In the first step of the algorithm, per-gene glm model parameters are learned. This step can be done on a subset of genes and/or cells to speed things up. If method is set to 'poisson', a poisson regression is done and the negative binomial theta parameter is estimated using the response residuals in theta_estimation_fun. If method is set to 'qpoisson', coefficients and overdispersion (phi) are estimated by quasi poisson regression and theta is estimated based on phi and the mean fitted value - this is currently the fastest method with results very similar to 'glmGamPoi' If method is set to 'nb_fast', coefficients and theta are estimated as in the 'poisson' method, but coefficients are then re-estimated using a proper negative binomial model in a second call to glm with family = MASS::negative.binomial(theta = theta). If method is set to 'nb', coefficients and theta are estimated by a single call to MASS::glm.nb. If method is set to 'glmGamPoi', coefficients and theta are estimated by a single call to glmGamPoi::glm_gp.

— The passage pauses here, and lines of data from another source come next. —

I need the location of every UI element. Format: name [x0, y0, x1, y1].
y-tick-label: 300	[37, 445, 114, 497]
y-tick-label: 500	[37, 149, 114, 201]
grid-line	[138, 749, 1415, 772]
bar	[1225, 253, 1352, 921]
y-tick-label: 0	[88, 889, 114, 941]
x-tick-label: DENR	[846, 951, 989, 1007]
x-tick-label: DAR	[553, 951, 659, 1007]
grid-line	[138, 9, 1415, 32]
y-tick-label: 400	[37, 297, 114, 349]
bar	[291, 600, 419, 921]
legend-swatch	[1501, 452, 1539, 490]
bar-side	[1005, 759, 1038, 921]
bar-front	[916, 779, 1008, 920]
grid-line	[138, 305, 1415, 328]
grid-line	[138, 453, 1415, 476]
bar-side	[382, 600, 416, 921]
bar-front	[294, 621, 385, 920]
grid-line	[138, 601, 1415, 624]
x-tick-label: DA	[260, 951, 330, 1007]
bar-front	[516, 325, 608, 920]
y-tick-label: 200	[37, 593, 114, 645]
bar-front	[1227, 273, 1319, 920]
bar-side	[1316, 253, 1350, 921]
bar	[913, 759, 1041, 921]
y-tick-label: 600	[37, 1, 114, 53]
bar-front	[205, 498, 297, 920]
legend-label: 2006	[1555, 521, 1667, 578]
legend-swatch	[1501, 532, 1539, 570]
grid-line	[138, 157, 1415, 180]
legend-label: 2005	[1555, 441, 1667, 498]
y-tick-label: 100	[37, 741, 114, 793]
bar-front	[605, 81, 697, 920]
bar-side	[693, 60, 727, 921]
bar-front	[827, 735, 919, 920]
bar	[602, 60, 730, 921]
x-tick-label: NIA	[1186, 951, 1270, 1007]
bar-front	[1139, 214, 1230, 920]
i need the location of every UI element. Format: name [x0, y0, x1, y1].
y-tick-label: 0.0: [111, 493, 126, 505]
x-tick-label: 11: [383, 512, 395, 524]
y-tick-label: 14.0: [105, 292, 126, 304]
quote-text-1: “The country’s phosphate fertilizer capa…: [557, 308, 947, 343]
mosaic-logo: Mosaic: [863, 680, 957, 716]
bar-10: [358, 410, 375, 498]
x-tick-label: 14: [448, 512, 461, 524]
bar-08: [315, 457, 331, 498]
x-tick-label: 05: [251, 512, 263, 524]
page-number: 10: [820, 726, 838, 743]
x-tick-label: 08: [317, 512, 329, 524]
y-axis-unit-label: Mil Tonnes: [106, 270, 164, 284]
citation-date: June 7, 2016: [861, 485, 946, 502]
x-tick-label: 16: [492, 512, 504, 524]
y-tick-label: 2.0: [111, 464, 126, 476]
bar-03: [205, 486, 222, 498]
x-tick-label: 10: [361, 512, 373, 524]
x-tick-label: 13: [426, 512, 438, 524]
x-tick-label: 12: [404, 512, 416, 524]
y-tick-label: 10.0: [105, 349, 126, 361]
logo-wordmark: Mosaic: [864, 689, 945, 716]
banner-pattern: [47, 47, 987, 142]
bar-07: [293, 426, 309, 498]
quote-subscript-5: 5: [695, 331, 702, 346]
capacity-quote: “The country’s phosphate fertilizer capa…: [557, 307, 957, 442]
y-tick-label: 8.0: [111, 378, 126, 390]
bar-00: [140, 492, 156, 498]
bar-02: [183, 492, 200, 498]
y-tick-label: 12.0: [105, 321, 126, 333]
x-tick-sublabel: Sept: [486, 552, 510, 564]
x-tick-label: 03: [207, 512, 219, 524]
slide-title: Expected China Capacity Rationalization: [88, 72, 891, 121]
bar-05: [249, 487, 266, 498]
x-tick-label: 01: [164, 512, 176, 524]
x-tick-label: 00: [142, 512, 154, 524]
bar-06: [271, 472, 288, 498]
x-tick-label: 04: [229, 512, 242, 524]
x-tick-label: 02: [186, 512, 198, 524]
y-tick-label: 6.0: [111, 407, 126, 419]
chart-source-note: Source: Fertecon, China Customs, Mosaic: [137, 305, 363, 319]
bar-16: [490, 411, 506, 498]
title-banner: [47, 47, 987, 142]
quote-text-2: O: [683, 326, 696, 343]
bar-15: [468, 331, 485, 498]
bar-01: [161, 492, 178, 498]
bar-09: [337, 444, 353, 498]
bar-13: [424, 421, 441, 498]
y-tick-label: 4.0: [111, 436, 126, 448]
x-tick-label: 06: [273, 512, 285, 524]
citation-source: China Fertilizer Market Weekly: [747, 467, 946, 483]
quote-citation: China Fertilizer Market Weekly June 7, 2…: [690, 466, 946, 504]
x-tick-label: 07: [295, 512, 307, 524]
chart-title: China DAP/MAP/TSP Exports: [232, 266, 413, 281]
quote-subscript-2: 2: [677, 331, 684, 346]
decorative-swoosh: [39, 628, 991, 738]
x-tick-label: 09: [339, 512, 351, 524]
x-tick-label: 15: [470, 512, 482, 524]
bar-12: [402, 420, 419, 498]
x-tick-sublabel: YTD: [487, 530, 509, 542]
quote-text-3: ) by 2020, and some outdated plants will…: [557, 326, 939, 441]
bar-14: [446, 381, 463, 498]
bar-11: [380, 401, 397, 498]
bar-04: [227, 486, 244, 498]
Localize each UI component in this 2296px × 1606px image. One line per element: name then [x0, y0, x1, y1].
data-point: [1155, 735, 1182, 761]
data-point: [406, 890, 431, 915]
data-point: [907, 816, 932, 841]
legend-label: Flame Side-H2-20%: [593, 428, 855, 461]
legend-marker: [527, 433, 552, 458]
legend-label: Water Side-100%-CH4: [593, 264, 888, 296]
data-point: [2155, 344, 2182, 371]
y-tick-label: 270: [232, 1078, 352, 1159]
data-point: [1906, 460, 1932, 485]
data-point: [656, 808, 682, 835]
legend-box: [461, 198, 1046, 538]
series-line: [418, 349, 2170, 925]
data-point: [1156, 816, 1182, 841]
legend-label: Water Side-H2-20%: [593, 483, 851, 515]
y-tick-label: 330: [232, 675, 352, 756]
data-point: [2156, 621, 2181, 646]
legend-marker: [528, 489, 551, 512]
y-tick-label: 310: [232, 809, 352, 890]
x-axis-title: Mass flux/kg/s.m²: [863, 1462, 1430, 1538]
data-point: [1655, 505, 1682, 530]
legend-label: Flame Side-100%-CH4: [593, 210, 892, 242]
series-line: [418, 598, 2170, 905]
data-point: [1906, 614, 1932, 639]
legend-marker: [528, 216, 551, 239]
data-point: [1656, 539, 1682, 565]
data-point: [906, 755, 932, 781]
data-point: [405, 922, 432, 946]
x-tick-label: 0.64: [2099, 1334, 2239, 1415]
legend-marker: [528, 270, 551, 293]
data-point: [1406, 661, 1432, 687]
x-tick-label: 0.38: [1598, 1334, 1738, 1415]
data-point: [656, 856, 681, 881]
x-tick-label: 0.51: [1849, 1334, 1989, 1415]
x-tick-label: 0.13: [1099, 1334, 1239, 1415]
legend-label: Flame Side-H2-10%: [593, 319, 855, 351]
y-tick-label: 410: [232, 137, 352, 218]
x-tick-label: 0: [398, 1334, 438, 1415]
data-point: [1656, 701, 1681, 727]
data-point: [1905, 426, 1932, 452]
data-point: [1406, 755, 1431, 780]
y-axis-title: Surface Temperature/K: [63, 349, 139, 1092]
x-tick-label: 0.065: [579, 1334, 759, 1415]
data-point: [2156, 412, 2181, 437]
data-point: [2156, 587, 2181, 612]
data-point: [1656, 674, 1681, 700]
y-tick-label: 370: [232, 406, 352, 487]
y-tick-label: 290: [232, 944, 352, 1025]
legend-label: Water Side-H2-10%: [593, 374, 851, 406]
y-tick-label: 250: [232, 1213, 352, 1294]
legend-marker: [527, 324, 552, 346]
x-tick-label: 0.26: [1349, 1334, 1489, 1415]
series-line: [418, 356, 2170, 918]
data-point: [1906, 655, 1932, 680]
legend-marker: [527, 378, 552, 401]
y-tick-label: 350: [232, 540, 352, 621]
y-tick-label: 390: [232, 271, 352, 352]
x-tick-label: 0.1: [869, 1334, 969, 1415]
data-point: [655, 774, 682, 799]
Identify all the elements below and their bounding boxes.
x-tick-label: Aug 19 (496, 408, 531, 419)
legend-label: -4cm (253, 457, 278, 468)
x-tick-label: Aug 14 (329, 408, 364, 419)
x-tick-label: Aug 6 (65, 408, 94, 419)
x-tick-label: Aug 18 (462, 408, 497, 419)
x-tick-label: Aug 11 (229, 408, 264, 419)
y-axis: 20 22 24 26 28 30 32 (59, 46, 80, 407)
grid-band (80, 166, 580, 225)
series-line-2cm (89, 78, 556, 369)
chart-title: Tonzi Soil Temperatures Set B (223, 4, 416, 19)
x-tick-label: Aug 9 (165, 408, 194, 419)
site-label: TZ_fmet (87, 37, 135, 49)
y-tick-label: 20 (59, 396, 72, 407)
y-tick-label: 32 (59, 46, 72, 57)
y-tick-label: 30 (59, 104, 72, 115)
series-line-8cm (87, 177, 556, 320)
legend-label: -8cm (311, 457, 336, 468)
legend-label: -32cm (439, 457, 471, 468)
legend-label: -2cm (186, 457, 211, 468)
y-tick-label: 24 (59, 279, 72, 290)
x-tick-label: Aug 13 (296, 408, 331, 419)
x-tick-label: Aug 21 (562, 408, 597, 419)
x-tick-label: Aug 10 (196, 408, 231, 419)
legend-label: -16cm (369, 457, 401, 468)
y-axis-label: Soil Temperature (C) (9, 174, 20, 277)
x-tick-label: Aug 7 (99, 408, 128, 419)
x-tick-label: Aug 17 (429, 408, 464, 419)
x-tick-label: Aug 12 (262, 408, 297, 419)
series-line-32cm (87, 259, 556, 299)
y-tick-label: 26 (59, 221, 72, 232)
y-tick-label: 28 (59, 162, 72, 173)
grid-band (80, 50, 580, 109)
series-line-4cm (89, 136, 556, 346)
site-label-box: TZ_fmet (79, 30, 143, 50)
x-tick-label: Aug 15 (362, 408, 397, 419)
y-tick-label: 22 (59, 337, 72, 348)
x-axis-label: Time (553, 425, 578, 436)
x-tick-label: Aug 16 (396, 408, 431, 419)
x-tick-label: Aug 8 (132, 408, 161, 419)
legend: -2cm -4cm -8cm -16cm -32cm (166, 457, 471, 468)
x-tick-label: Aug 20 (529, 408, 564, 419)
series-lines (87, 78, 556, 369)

A special case is method = 'offset'. Here no regression parameters are learned, but instead an offset model is assumed. The latent variable is set to log_umi and a fixed slope of log(10) is used (offset). The intercept is given by log(gene_mean) - log(avg_cell_umi). See Lause et al. \Sexpr[results=rd]{tools:::Rd_expr_doi("10.1186/s13059-021-02451-7")} for details. Theta is set to 100 by default, but can be changed using the theta_given parameter (single numeric value). If the offset method is used, the following parameters are overwritten: cell_attr <- NULL, latent_var <- c('log_umi'), batch_var <- NULL, latent_var_nonreg <- NULL, n_genes <- NULL, n_cells <- NULL, do_regularize <- FALSE. Further, method = 'offset_shared_theta_estimate' exists where the 250 most highly expressed genes with detection rate of at least 0.5 are used to estimate a theta that is then shared across all genes. Thetas are estimated per individual gene using 5000 randomly selected cells. The final theta used for all genes is then the average.